If polystrate fossils must form quickly in order to be preserved, and if (as many evolutionists believe) coal has been formed over periods lasting millions of years, how could there be so many (or any!) polystrate fossils in coal veins? The answer, of course, is that the evolutionary scenario requiring vast eons of time for the origin of coal (and, for that matter, oil) is wrong.

Yet tree trunks are not the only representatives of polystrate fossils. Even animals’ bodies form polystrate fossils (like catfish in the Green River Formation in Wyoming—see Morris, 1994, p. 102). But perhaps the most famous of all animal polystrate fossils was that of a baleen whale discovered in 1976. Not only was the whale fossilized in diatomite, but it was buried on its back at a 60-degree angle (with its tail down and its head pointing up). K.M. Reese, a staff writer for the peer-reviewed scientific journal, Chemical and Engineering News, reported the find in great detail in the October 11, 1976 issue of that publication.

K.M. Reese made no comment concerning the implications of the unique discovery of a baleen whale skeleton in a vertical orientation in a diatomaceous earth quarry in Lompoc, California.
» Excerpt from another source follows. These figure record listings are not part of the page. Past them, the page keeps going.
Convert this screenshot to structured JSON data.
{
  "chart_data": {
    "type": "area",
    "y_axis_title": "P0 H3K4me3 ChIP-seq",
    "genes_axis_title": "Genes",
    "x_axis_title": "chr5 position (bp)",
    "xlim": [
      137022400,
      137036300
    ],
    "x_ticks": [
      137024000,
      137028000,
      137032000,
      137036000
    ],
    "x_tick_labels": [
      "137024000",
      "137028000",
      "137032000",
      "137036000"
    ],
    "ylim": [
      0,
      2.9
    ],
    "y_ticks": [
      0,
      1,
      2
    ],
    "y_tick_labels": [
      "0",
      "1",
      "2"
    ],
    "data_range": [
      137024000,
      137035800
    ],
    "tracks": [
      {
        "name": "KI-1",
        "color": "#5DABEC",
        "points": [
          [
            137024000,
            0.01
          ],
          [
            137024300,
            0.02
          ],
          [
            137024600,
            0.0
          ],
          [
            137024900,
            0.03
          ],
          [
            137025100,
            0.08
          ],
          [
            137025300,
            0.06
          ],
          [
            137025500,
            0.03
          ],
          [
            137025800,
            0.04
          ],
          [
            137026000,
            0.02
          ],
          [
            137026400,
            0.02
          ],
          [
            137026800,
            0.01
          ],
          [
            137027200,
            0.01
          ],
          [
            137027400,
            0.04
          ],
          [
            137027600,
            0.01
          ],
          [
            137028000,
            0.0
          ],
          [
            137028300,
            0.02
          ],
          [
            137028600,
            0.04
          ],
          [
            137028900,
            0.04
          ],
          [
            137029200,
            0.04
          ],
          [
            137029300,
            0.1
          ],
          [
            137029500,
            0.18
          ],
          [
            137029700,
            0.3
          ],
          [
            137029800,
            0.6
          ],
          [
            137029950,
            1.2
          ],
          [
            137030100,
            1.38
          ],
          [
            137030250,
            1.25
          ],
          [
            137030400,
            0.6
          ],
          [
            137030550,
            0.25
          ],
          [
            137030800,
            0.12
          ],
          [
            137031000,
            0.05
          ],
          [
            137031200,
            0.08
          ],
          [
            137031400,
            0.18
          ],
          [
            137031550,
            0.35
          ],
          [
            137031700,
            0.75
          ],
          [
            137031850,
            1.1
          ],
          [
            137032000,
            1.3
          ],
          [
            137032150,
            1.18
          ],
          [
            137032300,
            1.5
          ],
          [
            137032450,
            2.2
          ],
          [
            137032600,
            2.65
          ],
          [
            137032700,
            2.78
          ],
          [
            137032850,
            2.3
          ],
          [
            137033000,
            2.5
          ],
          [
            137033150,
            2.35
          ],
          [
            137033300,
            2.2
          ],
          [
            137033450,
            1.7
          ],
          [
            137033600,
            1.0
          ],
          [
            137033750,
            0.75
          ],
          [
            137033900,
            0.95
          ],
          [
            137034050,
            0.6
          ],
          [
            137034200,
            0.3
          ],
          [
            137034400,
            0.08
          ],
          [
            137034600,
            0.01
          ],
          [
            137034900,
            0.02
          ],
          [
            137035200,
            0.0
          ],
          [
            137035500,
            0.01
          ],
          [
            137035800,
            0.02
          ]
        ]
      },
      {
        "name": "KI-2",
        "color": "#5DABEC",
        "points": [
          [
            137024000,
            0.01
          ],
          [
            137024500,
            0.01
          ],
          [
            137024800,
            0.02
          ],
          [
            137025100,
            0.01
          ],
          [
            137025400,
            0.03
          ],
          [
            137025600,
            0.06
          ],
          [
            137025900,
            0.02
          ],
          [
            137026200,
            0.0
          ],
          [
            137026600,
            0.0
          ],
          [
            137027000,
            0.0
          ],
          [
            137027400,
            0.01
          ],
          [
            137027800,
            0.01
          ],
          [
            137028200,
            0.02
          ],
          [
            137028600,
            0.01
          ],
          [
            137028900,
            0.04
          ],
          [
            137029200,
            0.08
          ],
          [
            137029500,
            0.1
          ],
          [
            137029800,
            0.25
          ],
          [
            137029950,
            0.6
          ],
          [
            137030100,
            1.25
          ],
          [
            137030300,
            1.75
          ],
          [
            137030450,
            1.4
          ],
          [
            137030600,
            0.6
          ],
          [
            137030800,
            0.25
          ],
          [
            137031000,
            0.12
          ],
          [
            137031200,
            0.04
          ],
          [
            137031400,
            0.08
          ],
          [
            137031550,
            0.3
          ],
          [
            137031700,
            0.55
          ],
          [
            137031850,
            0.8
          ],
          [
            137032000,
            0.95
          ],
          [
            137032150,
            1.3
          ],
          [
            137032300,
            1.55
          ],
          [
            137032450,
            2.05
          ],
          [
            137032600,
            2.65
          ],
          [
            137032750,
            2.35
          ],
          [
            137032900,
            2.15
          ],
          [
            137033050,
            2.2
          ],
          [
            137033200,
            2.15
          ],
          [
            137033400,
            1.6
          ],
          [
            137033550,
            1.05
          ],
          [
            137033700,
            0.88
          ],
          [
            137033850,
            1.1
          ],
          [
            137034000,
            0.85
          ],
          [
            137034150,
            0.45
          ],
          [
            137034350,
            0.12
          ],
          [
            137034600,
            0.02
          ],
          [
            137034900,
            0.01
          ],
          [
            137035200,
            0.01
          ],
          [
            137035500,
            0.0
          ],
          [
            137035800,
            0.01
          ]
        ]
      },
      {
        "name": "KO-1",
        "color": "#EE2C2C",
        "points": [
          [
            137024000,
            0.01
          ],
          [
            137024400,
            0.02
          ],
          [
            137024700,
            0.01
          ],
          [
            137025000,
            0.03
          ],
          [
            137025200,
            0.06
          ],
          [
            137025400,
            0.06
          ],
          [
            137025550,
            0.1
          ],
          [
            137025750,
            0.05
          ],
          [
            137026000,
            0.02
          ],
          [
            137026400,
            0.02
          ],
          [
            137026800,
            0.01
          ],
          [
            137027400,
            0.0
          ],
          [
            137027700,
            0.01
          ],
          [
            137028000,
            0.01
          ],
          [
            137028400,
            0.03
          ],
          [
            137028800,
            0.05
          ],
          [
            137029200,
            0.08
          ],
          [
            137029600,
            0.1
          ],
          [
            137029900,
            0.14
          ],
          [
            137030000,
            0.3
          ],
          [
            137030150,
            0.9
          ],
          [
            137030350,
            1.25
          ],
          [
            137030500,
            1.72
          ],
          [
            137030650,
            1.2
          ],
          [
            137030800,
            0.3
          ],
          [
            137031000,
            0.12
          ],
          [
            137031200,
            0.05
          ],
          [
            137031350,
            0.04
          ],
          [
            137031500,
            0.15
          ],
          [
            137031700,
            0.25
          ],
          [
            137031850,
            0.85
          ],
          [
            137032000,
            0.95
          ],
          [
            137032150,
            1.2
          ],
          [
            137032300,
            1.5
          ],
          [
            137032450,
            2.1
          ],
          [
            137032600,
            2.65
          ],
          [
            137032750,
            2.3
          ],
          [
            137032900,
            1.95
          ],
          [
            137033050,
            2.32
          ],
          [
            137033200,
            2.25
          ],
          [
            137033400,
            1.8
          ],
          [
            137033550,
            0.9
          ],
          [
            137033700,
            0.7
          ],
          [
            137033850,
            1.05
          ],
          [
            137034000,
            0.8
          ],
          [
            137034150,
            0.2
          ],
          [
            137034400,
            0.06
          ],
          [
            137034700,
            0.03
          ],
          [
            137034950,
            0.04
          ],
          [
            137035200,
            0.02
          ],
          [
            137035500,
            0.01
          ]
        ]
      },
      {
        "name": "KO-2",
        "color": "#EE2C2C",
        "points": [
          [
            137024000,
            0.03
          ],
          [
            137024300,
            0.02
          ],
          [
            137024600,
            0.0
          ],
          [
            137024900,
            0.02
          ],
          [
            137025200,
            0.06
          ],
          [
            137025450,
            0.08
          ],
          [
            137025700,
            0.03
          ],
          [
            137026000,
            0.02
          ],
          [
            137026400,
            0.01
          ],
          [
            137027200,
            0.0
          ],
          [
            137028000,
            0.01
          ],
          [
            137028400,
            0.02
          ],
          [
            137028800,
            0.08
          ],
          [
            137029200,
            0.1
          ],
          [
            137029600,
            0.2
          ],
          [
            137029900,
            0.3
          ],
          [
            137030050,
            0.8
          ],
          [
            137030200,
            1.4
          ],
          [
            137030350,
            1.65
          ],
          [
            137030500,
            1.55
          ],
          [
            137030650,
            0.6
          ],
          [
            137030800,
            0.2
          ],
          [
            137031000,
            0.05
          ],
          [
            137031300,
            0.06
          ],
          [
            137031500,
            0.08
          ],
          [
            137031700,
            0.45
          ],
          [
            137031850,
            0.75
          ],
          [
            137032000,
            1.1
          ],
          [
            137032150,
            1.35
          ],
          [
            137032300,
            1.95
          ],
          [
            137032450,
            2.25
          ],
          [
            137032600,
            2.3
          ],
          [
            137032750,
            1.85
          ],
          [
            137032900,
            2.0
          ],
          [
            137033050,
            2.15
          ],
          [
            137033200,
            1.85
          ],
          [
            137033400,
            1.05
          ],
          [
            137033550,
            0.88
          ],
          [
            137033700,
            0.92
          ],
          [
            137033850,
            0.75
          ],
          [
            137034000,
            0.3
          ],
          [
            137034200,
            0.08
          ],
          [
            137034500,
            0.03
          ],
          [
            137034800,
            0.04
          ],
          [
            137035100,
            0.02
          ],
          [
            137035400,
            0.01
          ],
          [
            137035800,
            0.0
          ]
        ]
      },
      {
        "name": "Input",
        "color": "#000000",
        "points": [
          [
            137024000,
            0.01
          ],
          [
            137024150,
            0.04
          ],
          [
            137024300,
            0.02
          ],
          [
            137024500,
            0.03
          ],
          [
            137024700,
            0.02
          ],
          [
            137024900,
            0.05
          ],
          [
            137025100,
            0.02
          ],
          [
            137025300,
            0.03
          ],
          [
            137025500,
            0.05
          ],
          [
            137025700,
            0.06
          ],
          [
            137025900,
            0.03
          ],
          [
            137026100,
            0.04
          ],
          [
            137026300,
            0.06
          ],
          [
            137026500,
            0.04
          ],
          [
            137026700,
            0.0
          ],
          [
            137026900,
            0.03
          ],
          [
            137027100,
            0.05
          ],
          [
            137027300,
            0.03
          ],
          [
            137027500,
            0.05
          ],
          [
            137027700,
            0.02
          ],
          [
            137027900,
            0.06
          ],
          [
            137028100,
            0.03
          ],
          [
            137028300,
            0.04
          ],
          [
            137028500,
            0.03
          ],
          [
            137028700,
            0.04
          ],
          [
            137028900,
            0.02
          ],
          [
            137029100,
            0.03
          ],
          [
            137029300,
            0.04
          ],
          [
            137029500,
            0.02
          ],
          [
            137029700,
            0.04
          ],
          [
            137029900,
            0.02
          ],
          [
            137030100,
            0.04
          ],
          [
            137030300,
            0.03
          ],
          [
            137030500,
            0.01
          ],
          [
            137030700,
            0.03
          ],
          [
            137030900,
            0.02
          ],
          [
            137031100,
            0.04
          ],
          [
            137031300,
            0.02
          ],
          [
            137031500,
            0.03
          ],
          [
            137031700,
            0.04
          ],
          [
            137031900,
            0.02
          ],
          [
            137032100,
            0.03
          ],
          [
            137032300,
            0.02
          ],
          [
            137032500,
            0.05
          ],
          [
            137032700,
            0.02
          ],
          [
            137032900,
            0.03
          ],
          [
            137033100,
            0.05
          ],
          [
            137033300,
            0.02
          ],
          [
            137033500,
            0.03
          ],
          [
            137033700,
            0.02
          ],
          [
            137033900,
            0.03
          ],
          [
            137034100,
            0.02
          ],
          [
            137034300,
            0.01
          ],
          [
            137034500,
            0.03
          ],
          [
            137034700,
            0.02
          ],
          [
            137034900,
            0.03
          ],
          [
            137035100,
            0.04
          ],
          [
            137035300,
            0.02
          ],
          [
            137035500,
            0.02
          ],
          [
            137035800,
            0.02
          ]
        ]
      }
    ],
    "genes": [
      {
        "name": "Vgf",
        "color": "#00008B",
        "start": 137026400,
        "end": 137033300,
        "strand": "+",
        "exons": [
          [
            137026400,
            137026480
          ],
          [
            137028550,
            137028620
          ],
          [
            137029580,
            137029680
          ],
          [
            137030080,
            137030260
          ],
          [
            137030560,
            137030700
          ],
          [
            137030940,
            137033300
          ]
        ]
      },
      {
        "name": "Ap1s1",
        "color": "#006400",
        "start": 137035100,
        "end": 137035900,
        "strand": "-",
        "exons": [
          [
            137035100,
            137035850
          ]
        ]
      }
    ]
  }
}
However, the fact that the whale is standing on end as well as the fact that it is buried in diatomaceous earth would strongly suggest that it was buried under very unusual and rapid catastrophic conditions. The vertical orientation of the whale is also reminiscent of observations of vertical tree trunks extending through several successive coal seams. Such phenomena cannot easily be explained by uniformitarian theories, but fit readily into an historical framework based upon the recent and dynamic universal flood described in Genesis, chapters 6-9.
Read what one scientist, Harvey Olney, wrote in a letter to the editor of Chemical and Engineering News—and believe it if you can!
Dr. Helmick, how dare you imply that our geology textbooks and uniformitarian theories could possibly be wrong! Everybody knows that diatomaceous earth beds are built up slowly over millions of years as diatom skeletons slowly settle out on the ocean floor. The baleen whale simply stood on its tail for 100,000 years, its skeleton decomposing, while the diatomaceous snow covered its frame millimeter by millimeter. Certainly you wouldn’t expect intelligent and informed establishment scientists of this modern age to revert to the outmoded views of our forefathers just to explain such finds!

There you have it. Rather than accept the straightforward facts at face value, and admit that gradualistic, uniformitarian processes simply do not work, we are expected to believe instead that a whale carcass stood on its tail—decomposing all the while—as millions of tiny diatom skeletons enshrouded it over a period of 100,000 years! [For an in-depth, technical report on the baleen whale polystrate fossil, see Snelling, 1995.]
After Dr. Rupke (who, remember, coined the term “polystrate fossils”) cited numerous examples of polystrate fossils (1973, pp. 152- 157), he concluded: “Nowadays, most geologists uphold a uniform process of sedimentation during the earth’s history; but their views are contradicted by plain facts” (p. 157, emp. added). Contradicted by plain facts indeed! Rupke then wrote: “Personally, I am of the opinion that the polystrate fossils constitute a crucial phenomenon both to the actuality and the mechanism of a cataclysmal deposition” (1973, p. 157). What “cataclysmal deposition” could have produced the types, and numbers, of polystrate fossils that have been discovered around the globe? How about the Noahic flood?